Bayesian Inference with the l1-ball Prior: Solving Combinatorial Problems with Exact Zeros

2 Jun 2020  ·  Maoran Xu, Leo L. Duan ·

The l1-regularization is very popular in high dimensional statistics -- it changes a combinatorial problem of choosing which subset of the parameter are zero, into a simple continuous optimization. Using a continuous prior concentrated near zero, the Bayesian counterparts are successful in quantifying the uncertainty in the variable selection problems; nevertheless, the lack of exact zeros makes it difficult for broader problems such as the change-point detection and rank selection. Inspired by the duality of the l1-regularization as a constraint onto an l1-ball, we propose a new prior by projecting a continuous distribution onto the l1-ball.
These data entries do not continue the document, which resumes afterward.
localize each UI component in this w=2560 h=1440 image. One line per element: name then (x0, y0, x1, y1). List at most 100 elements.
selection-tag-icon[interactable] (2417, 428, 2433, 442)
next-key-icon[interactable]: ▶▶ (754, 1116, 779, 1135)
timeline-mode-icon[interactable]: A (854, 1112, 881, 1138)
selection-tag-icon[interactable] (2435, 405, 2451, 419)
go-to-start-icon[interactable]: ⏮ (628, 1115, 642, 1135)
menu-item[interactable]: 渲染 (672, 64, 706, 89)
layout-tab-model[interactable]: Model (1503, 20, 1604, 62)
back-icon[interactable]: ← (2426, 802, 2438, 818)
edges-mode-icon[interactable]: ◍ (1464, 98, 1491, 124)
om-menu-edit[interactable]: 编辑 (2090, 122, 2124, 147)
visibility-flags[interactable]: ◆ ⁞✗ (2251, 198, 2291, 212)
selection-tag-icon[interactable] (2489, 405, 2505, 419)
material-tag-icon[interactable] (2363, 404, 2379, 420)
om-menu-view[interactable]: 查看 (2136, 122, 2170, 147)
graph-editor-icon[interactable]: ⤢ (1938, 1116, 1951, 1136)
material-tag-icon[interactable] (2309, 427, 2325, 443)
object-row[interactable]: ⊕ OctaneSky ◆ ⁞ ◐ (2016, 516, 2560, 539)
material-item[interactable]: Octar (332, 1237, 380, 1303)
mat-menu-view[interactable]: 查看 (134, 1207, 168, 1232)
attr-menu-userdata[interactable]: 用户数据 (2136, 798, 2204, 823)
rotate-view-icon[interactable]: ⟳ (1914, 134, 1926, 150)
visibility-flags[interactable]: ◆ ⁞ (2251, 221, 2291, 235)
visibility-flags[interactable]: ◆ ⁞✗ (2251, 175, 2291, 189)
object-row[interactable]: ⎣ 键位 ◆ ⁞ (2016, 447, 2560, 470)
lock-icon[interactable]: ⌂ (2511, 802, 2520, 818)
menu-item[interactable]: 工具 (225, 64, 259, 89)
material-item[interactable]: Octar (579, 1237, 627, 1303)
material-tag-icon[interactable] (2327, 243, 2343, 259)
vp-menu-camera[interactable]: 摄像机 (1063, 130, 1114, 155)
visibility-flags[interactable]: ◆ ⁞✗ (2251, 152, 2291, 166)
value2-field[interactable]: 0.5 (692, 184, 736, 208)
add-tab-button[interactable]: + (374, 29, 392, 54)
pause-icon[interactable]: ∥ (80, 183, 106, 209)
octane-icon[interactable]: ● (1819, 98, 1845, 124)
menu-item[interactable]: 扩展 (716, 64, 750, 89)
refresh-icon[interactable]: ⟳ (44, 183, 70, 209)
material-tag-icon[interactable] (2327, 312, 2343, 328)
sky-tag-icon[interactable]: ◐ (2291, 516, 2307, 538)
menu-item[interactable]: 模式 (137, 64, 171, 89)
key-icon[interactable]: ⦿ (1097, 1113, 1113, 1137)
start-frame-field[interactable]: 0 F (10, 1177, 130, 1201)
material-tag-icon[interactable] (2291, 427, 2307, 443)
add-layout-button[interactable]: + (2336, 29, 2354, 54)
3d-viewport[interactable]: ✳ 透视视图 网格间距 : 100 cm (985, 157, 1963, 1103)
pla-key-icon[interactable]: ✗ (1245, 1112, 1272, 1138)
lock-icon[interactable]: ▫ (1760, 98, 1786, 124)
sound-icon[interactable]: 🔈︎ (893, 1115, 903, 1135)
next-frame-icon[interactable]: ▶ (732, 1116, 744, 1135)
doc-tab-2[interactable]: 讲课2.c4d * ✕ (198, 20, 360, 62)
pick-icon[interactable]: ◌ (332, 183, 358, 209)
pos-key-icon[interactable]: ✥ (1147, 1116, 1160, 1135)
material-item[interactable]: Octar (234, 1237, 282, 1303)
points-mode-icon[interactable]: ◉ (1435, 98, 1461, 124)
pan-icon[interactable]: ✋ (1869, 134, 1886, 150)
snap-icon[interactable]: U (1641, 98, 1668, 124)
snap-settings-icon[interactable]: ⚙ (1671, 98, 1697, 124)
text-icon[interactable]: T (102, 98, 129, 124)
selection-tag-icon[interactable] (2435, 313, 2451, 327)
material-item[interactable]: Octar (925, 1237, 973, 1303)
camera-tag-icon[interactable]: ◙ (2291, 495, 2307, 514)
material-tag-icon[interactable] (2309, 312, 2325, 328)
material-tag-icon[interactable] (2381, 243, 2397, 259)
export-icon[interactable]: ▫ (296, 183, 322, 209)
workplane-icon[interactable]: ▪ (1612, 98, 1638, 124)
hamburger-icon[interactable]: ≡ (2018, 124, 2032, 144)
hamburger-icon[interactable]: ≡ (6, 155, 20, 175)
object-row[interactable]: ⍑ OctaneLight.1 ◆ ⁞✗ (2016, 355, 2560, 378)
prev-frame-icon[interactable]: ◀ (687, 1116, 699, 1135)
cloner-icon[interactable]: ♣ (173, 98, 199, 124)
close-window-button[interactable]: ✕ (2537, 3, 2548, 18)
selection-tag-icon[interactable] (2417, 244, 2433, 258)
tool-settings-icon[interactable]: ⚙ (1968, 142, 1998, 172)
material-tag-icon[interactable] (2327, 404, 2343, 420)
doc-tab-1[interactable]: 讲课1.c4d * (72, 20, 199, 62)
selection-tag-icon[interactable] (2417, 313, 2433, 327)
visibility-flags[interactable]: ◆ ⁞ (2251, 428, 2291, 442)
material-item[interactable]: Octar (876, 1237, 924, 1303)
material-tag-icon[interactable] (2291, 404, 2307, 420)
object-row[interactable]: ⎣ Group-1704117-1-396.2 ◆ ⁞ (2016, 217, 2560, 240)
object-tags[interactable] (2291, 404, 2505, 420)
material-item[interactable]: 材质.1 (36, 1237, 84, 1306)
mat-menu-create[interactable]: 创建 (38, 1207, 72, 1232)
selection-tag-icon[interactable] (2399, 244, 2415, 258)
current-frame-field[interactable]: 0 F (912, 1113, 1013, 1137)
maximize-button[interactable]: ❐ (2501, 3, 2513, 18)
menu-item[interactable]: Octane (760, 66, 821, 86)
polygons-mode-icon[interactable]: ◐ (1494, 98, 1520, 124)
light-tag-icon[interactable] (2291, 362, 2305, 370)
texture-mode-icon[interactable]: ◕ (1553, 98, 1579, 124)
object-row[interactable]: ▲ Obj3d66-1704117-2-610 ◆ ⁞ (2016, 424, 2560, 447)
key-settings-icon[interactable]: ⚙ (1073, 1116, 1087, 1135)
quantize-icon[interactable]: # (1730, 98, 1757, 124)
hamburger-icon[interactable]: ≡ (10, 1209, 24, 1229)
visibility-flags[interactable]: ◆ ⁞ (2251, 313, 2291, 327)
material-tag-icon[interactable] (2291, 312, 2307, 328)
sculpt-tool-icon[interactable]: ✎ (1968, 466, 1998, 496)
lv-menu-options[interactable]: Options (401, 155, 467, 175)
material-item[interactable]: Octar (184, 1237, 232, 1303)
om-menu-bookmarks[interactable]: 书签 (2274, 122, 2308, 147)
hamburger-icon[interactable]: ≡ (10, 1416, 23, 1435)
This creates a positive probability on the ball boundary, which contains both continuous elements and exact zeros. Unlike the spike-and-slab prior, this l1-ball projection is continuous and differentiable almost surely, making the posterior estimation amenable to the Hamiltonian Monte Carlo algorithm. We examine the properties, such as the volume change due to the projection, the connection to the combinatorial prior, the minimax concentration rate in the linear problem. We demonstrate the usefulness of exact zeros that simplify the combinatorial problems, such as the change-point detection in time series, the dimension selection of mixture model and the low-rank-plus-sparse change detection in the medical images.